Plane polarised light has its electric vector vibrating along one direction, the polariser direction. When a material is orientated so that one of the permitted vibration direction lies parallel to the polariser direction, the light travels through the specimen without change in its polarisation state and therefore emerges from the specimen with its electric vector still parallel to the polariser direction and so perpendicular the the analyser direction. This light will not pass through the analyser. These settings are known as extinction positions and produce isoclinic fringes, fringes which occur wherever either principal stress direction coincides with the polariser direction.
The transmitted intensity will also be zero when the optical path difference is an integral number of wavelengths (the phase difference is an integral multiple of 2π). In this case, the beams recombine to give a beam with the same polarisation state as the incident beam, i.e. with the electric vector parallel to the polariser direction, and hence the transmitted intensity is zero.

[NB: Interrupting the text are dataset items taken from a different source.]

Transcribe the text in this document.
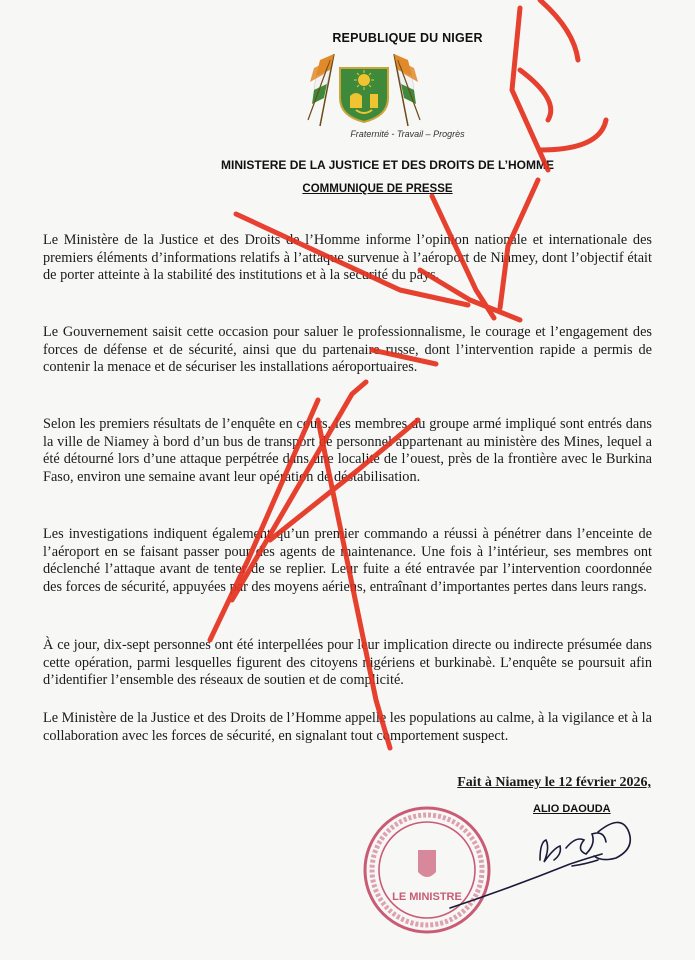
REPUBLIQUE DU NIGER
Fraternité - Travail – Progrès
MINISTERE DE LA JUSTICE ET DES DROITS DE L’HOMME
COMMUNIQUE DE PRESSE

Le Ministère de la Justice et des Droits de l’Homme informe l’opinion nationale et internationale des premiers éléments d’informations relatifs à l’attaque survenue à l’aéroport de Niamey, dont l’objectif était de porter atteinte à la stabilité des institutions et à la sécurité du pays.

Le Gouvernement saisit cette occasion pour saluer le professionnalisme, le courage et l’engagement des forces de défense et de sécurité, ainsi que du partenaire russe, dont l’intervention rapide a permis de contenir la menace et de sécuriser les installations aéroportuaires.

Selon les premiers résultats de l’enquête en cours, les membres du groupe armé impliqué sont entrés dans la ville de Niamey à bord d’un bus de transport de personnel appartenant au ministère des Mines, lequel a été détourné lors d’une attaque perpétrée dans une localité de l’ouest, près de la frontière avec le Burkina Faso, environ une semaine avant leur opération de déstabilisation.

Les investigations indiquent également qu’un premier commando a réussi à pénétrer dans l’enceinte de l’aéroport en se faisant passer pour des agents de maintenance. Une fois à l’intérieur, ses membres ont déclenché l’attaque avant de tenter de se replier. Leur fuite a été entravée par l’intervention coordonnée des forces de sécurité, appuyées par des moyens aériens, entraînant d’importantes pertes dans leurs rangs.

À ce jour, dix-sept personnes ont été interpellées pour leur implication directe ou indirecte présumée dans cette opération, parmi lesquelles figurent des citoyens nigériens et burkinabè. L’enquête se poursuit afin d’identifier l’ensemble des réseaux de soutien et de complicité.

Le Ministère de la Justice et des Droits de l’Homme appelle les populations au calme, à la vigilance et à la collaboration avec les forces de sécurité, en signalant tout comportement suspect.

Fait à Niamey le 12 février 2026,
ALIO DAOUDA
LE MINISTRE
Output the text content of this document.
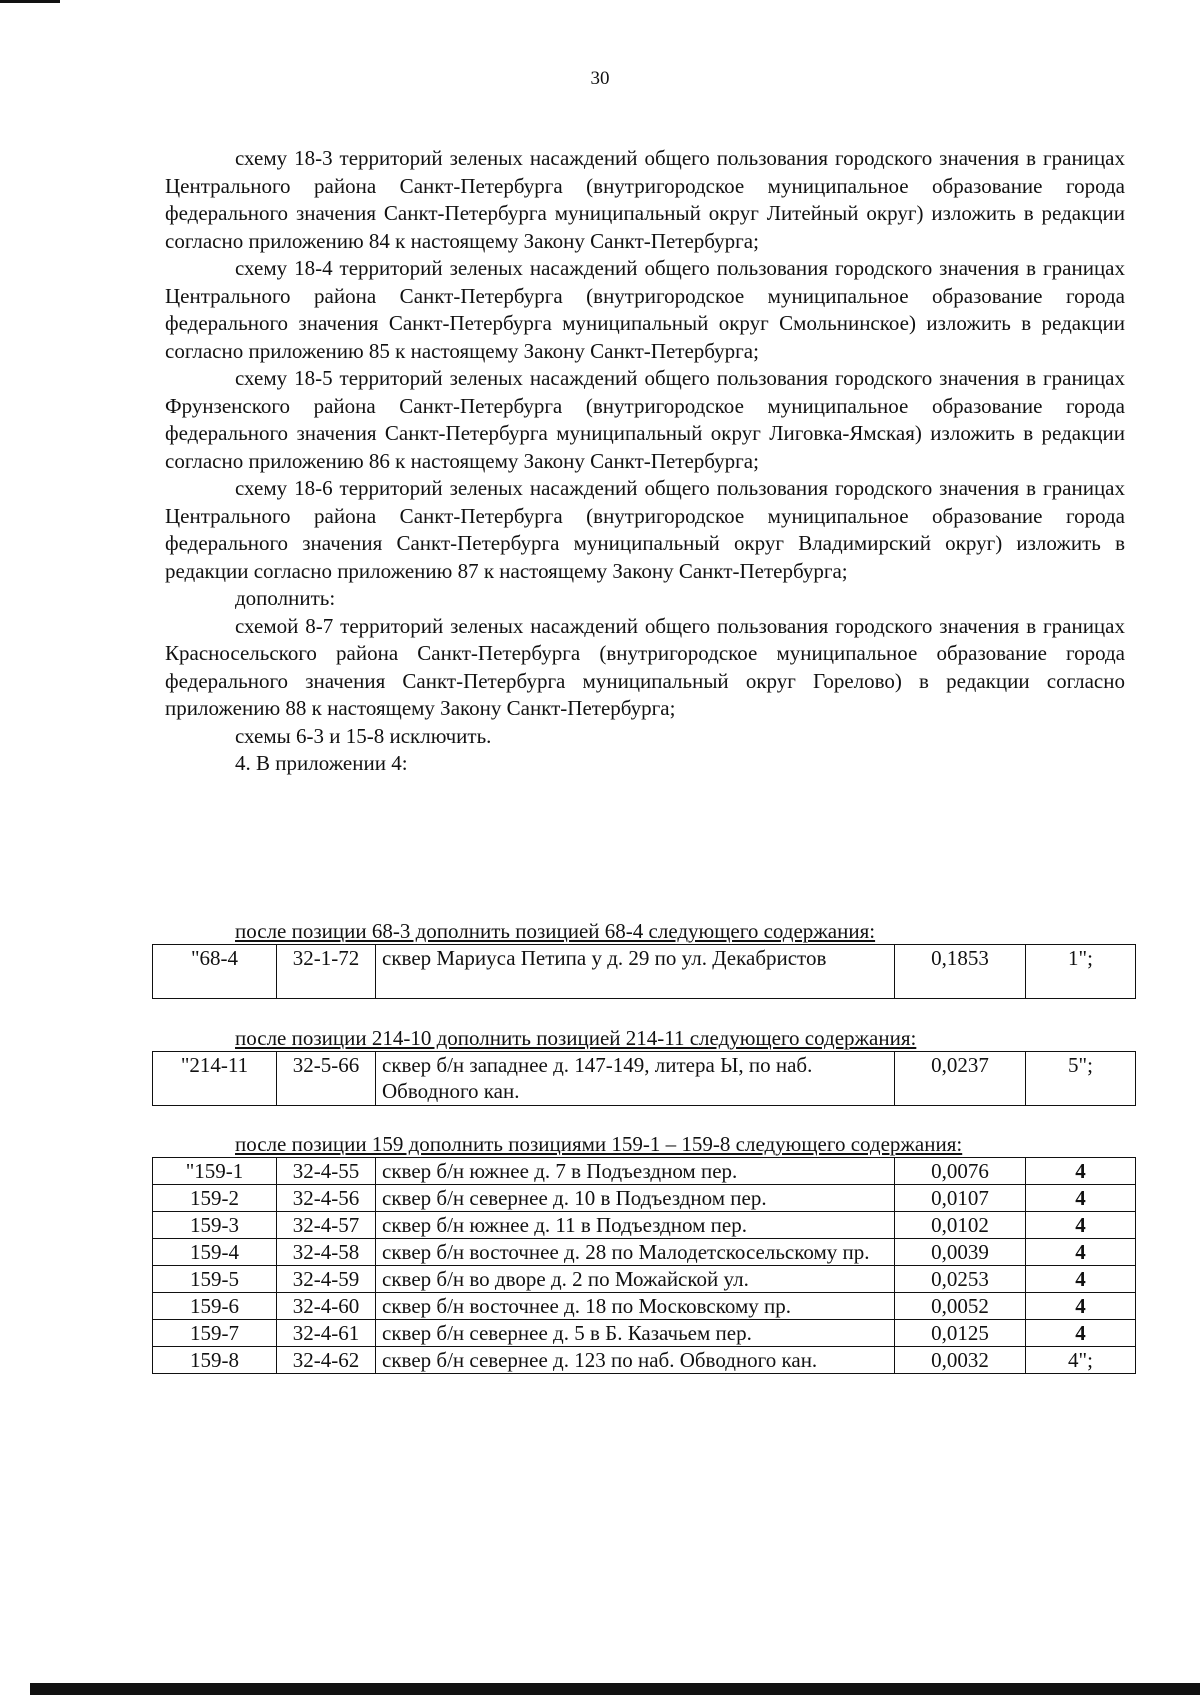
30

схему 18-3 территорий зеленых насаждений общего пользования городского значения в границах Центрального района Санкт-Петербурга (внутригородское муниципальное образование города федерального значения Санкт-Петербурга муниципальный округ Литейный округ) изложить в редакции согласно приложению 84 к настоящему Закону Санкт-Петербурга;

схему 18-4 территорий зеленых насаждений общего пользования городского значения в границах Центрального района Санкт-Петербурга (внутригородское муниципальное образование города федерального значения Санкт-Петербурга муниципальный округ Смольнинское) изложить в редакции согласно приложению 85 к настоящему Закону Санкт-Петербурга;

схему 18-5 территорий зеленых насаждений общего пользования городского значения в границах Фрунзенского района Санкт-Петербурга (внутригородское муниципальное образование города федерального значения Санкт-Петербурга муниципальный округ Лиговка-Ямская) изложить в редакции согласно приложению 86 к настоящему Закону Санкт-Петербурга;

схему 18-6 территорий зеленых насаждений общего пользования городского значения в границах Центрального района Санкт-Петербурга (внутригородское муниципальное образование города федерального значения Санкт-Петербурга муниципальный округ Владимирский округ) изложить в редакции согласно приложению 87 к настоящему Закону Санкт-Петербурга;

дополнить:

схемой 8-7 территорий зеленых насаждений общего пользования городского значения в границах Красносельского района Санкт-Петербурга (внутригородское муниципальное образование города федерального значения Санкт-Петербурга муниципальный округ Горелово) в редакции согласно приложению 88 к настоящему Закону Санкт-Петербурга;

схемы 6-3 и 15-8 исключить.

4. В приложении 4:

после позиции 68-3 дополнить позицией 68-4 следующего содержания:
"68-4	32-1-72	сквер Мариуса Петипа у д. 29 по ул. Декабристов	0,1853	1";
после позиции 214-10 дополнить позицией 214-11 следующего содержания:
"214-11	32-5-66	сквер б/н западнее д. 147-149, литера Ы, по наб. Обводного кан.	0,0237	5";
после позиции 159 дополнить позициями 159-1 – 159-8 следующего содержания:
"159-1	32-4-55	сквер б/н южнее д. 7 в Подъездном пер.	0,0076	4
159-2	32-4-56	сквер б/н севернее д. 10 в Подъездном пер.	0,0107	4
159-3	32-4-57	сквер б/н южнее д. 11 в Подъездном пер.	0,0102	4
159-4	32-4-58	сквер б/н восточнее д. 28 по Малодетскосельскому пр.	0,0039	4
159-5	32-4-59	сквер б/н во дворе д. 2 по Можайской ул.	0,0253	4
159-6	32-4-60	сквер б/н восточнее д. 18 по Московскому пр.	0,0052	4
159-7	32-4-61	сквер б/н севернее д. 5 в Б. Казачьем пер.	0,0125	4
159-8	32-4-62	сквер б/н севернее д. 123 по наб. Обводного кан.	0,0032	4";
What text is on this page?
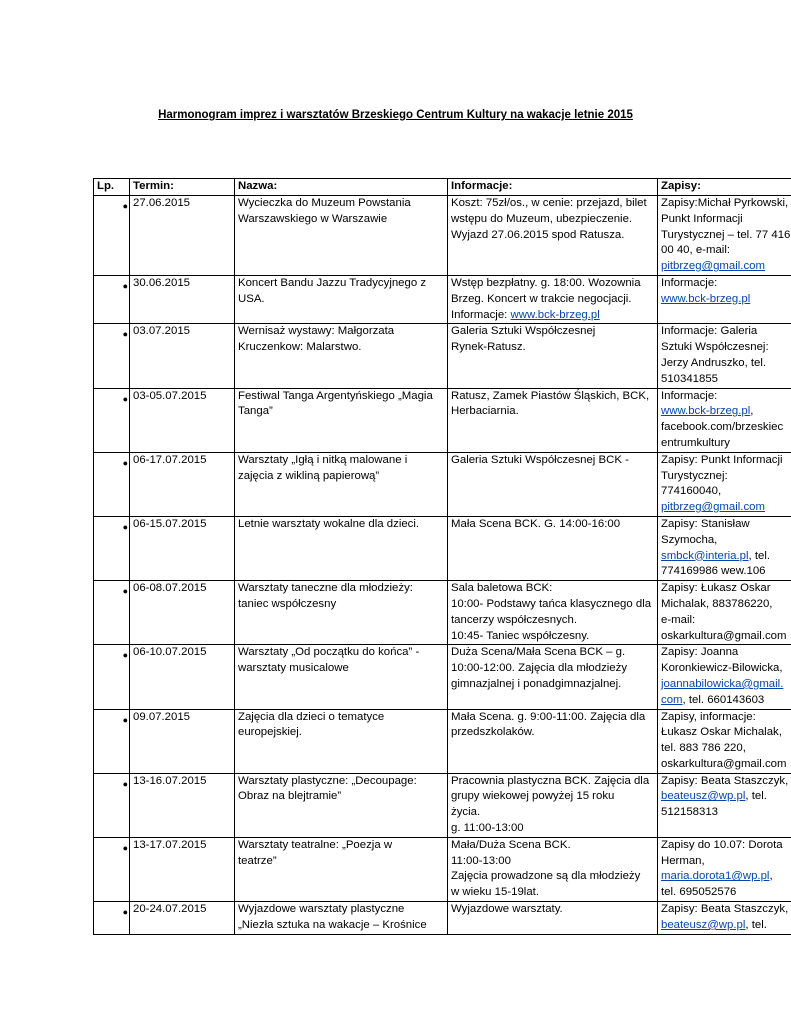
Harmonogram imprez i warsztatów Brzeskiego Centrum Kultury na wakacje letnie 2015
Lp.	Termin:	Nazwa:	Informacje:	Zapisy:
●	27.06.2015	Wycieczka do Muzeum Powstania
Warszawskiego w Warszawie	Koszt: 75zł/os., w cenie: przejazd, bilet
wstępu do Muzeum, ubezpieczenie.
Wyjazd 27.06.2015 spod Ratusza.	Zapisy:Michał Pyrkowski,
Punkt Informacji
Turystycznej – tel. 77 416
00 40, e-mail:
pitbrzeg@gmail.com
●	30.06.2015	Koncert Bandu Jazzu Tradycyjnego z
USA.	Wstęp bezpłatny. g. 18:00. Wozownia
Brzeg. Koncert w trakcie negocjacji.
Informacje: www.bck-brzeg.pl	Informacje:
www.bck-brzeg.pl
●	03.07.2015	Wernisaż wystawy: Małgorzata
Kruczenkow: Malarstwo.	Galeria Sztuki Współczesnej
Rynek-Ratusz.	Informacje: Galeria
Sztuki Współczesnej:
Jerzy Andruszko, tel.
510341855
●	03-05.07.2015	Festiwal Tanga Argentyńskiego „Magia
Tanga”	Ratusz, Zamek Piastów Śląskich, BCK,
Herbaciarnia.	Informacje:
www.bck-brzeg.pl,
facebook.com/brzeskiec
entrumkultury
●	06-17.07.2015	Warsztaty „Igłą i nitką malowane i
zajęcia z wikliną papierową”	Galeria Sztuki Współczesnej BCK -	Zapisy: Punkt Informacji
Turystycznej:
774160040,
pitbrzeg@gmail.com
●	06-15.07.2015	Letnie warsztaty wokalne dla dzieci.	Mała Scena BCK. G. 14:00-16:00	Zapisy: Stanisław
Szymocha,
smbck@interia.pl, tel.
774169986 wew.106
●	06-08.07.2015	Warsztaty taneczne dla młodzieży:
taniec współczesny	Sala baletowa BCK:
10:00- Podstawy tańca klasycznego dla
tancerzy współczesnych.
10:45- Taniec współczesny.	Zapisy: Łukasz Oskar
Michalak, 883786220,
e-mail:
oskarkultura@gmail.com
●	06-10.07.2015	Warsztaty „Od początku do końca” -
warsztaty musicalowe	Duża Scena/Mała Scena BCK – g.
10:00-12:00. Zajęcia dla młodzieży
gimnazjalnej i ponadgimnazjalnej.	Zapisy: Joanna
Koronkiewicz-Bilowicka,
joannabilowicka@gmail.
com, tel. 660143603
●	09.07.2015	Zajęcia dla dzieci o tematyce
europejskiej.	Mała Scena. g. 9:00-11:00. Zajęcia dla
przedszkolaków.	Zapisy, informacje:
Łukasz Oskar Michalak,
tel. 883 786 220,
oskarkultura@gmail.com
●	13-16.07.2015	Warsztaty plastyczne: „Decoupage:
Obraz na blejtramie”	Pracownia plastyczna BCK. Zajęcia dla
grupy wiekowej powyżej 15 roku
życia.
g. 11:00-13:00	Zapisy: Beata Staszczyk,
beateusz@wp.pl, tel.
512158313
●	13-17.07.2015	Warsztaty teatralne: „Poezja w
teatrze”	Mała/Duża Scena BCK.
11:00-13:00
Zajęcia prowadzone są dla młodzieży
w wieku 15-19lat.	Zapisy do 10.07: Dorota
Herman,
maria.dorota1@wp.pl,
tel. 695052576
●	20-24.07.2015	Wyjazdowe warsztaty plastyczne
„Niezła sztuka na wakacje – Krośnice	Wyjazdowe warsztaty.	Zapisy: Beata Staszczyk,
beateusz@wp.pl, tel.
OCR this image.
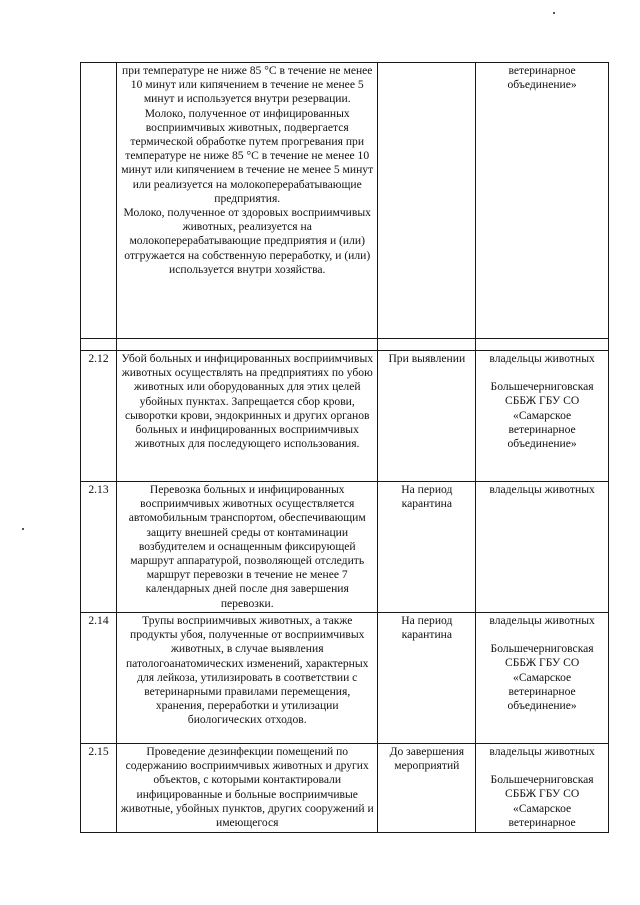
	при температуре не ниже 85 °С в течение не менее 10 минут или кипячением в течение не менее 5 минут и используется внутри резервации.
Молоко, полученное от инфицированных восприимчивых животных, подвергается термической обработке путем прогревания при температуре не ниже 85 °С в течение не менее 10 минут или кипячением в течение не менее 5 минут или реализуется на молокоперерабатывающие предприятия.
Молоко, полученное от здоровых восприимчивых животных, реализуется на молокоперерабатывающие предприятия и (или) отгружается на собственную переработку, и (или) используется внутри хозяйства.		ветеринарное объединение»

2.12	Убой больных и инфицированных восприимчивых животных осуществлять на предприятиях по убою животных или оборудованных для этих целей убойных пунктах. Запрещается сбор крови, сыворотки крови, эндокринных и других органов больных и инфицированных восприимчивых животных для последующего использования.	При выявлении	владельцы животных
Большечерниговская СББЖ ГБУ СО «Самарское ветеринарное объединение»

2.13	Перевозка больных и инфицированных восприимчивых животных осуществляется автомобильным транспортом, обеспечивающим защиту внешней среды от контаминации возбудителем и оснащенным фиксирующей маршрут аппаратурой, позволяющей отследить маршрут перевозки в течение не менее 7 календарных дней после дня завершения перевозки.	На период карантина	владельцы животных

2.14	Трупы восприимчивых животных, а также продукты убоя, полученные от восприимчивых животных, в случае выявления патологоанатомических изменений, характерных для лейкоза, утилизировать в соответствии с ветеринарными правилами перемещения, хранения, переработки и утилизации биологических отходов.	На период карантина	владельцы животных
Большечерниговская СББЖ ГБУ СО «Самарское ветеринарное объединение»

2.15	Проведение дезинфекции помещений по содержанию восприимчивых животных и других объектов, с которыми контактировали инфицированные и больные восприимчивые животные, убойных пунктов, других сооружений и имеющегося	До завершения мероприятий	владельцы животных
Большечерниговская СББЖ ГБУ СО «Самарское ветеринарное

We have seen that an applied stress can result in a change in the refractive index of a transparent substance. If a general system of stresses is applied in a plane, the optical birefringence, Δn, produced will be proportional to the difference, Δσ between the two principal stresses in the plane. We can define the stress-optical coefficient C, such that
\[| \Delta n | = C \Delta \sigma\]
For a sample of uniform thickness, regions in which Δσ [or equivalently (σP - σQ)] is constant show the same interference colour when viewed between crossed polars. Contours of constant principal stress difference are therefore observed as isochromatic lines. In order to determine the directions of the principal stress it is necessary to use isoclinic lines as these dark fringes occur whenever the direction of either principal stress aligns parallel to the analyser or polariser direction.